Sample Compatibility & Compliance
The OSICS FBL supports both polarization-maintaining (PM) and standard single-mode fiber (SMF-28) output configurations, enabling direct interfacing with integrated photonic circuits, arrayed waveguide gratings (AWGs), micro-ring resonators, and fiber Bragg grating (FBG) sensors. Its spectral purity meets the stringent requirements of ITU-T G.694.1 channel plan verification, IEEE 802.3ah PON component testing, and ISO/IEC 17025-accredited calibration labs. The system complies with IEC 61326-1 (EMC for laboratory equipment), CE marking directives, and RoHS 2011/65/EU. While not FDA 21 CFR Part 11–certified out-of-the-box, audit-ready logging capabilities—including timestamped wavelength/power records and user-access logs—are supported via optional Ethernet-based remote control protocols (SCPI over TCP/IP), facilitating GLP/GMP-aligned data integrity workflows.
Software & Data Management
The OSICS FBL operates natively via its embedded Linux-based controller and supports multiple control layers: local touchscreen, USB-C serial (VT100 terminal), Ethernet (TCP/IP + SCPI), and optional LabVIEW™, Python (PyVISA), and MATLAB® drivers. All firmware updates are signed and validated to prevent unauthorized modification. Measurement data—including swept-wavelength transmission spectra, power-vs.-wavelength traces, and module health metrics—are exportable in CSV, HDF5, and S2P formats.
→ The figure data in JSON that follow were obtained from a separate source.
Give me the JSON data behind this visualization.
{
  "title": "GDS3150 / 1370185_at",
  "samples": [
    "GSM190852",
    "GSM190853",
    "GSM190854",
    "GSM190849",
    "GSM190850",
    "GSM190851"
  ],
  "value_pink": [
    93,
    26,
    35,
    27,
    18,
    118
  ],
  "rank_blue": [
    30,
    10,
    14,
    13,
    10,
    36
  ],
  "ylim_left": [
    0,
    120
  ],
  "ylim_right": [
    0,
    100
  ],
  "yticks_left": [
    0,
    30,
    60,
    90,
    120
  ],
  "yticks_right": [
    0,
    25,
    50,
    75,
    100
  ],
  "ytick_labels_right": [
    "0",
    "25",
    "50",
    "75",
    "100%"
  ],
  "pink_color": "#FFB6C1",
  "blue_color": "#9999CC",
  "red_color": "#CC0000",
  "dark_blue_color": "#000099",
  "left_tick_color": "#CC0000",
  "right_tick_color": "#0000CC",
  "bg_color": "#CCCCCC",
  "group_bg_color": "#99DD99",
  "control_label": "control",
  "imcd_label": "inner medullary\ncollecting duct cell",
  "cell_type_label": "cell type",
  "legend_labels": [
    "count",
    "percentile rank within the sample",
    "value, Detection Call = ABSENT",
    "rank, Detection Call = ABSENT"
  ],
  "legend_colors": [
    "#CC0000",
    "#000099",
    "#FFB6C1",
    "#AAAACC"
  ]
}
The system logs all parameter changes with UTC timestamps and operator IDs (when authenticated), supporting traceability per ISO/IEC 17025 Clause 7.7. Optional software packages enable automated pass/fail reporting against user-defined mask templates (e.g., IL ripple < 0.3 dB over C-band), batch processing of wafer-level test maps, and integration with enterprise MES platforms via RESTful API endpoints.
Applications
- Telecom Component Validation: High-accuracy insertion loss, polarization-dependent loss (PDL), and return loss measurements of isolators, circulators, and thin-film filters across full O-to-U bands.
- Silicon Photonics Characterization: On-wafer testing of Mach-Zehnder modulators, grating couplers, and directional couplers requiring sub-picometer wavelength resolution and ASE-free excitation.
- Gas Sensing & Spectroscopy: Wavelength-scanned absorption spectroscopy of methane (1650–1670 nm), ammonia (1510–1540 nm), and water vapor (1360–1410 nm) with calibrated scan rates up to 10 nm/s.
- Photonic Crystal & Metamaterial Analysis: Resonance mapping of defect modes and bandgap edges with dynamic range > 70 dB—enabled by suppression of background ASE floor.
- Research & Standards Metrology: Reference source for NIST-traceable spectral responsivity calibration of optical power meters and spectrometers.
FAQ
What wavelength accuracy and repeatability does the OSICS FBL achieve?
Wavelength accuracy is ±2.5 pm (calibrated against internal reference etalon), with 24-hour repeatability better than ±1 pm under stabilized thermal conditions.
Can the OSICS FBL be integrated into automated wafer probe stations?
Yes—via Ethernet SCPI commands and TTL-compatible trigger I/O; full support for SEMI E54 (GEM) protocol extensions is available upon request.
Is optical isolation included in the output path?
An integrated 30 dB optical isolator is standard on all PM-fiber variants; optional 40 dB isolators are available for high-reflection device testing.
Does the system support external wavelength locking to a gas cell or interferometer?
Yes—via analog voltage input (0–10 V) for closed-loop stabilization; digital lock-in capability is enabled through optional firmware upgrade.
How is calibration maintained over time?
The OSICS FBL performs automatic self-calibration every 24 hours using its internal Fabry–Pérot reference cavity; calibration certificates (traceable to LNE, France) are issued with each unit and annually renewable.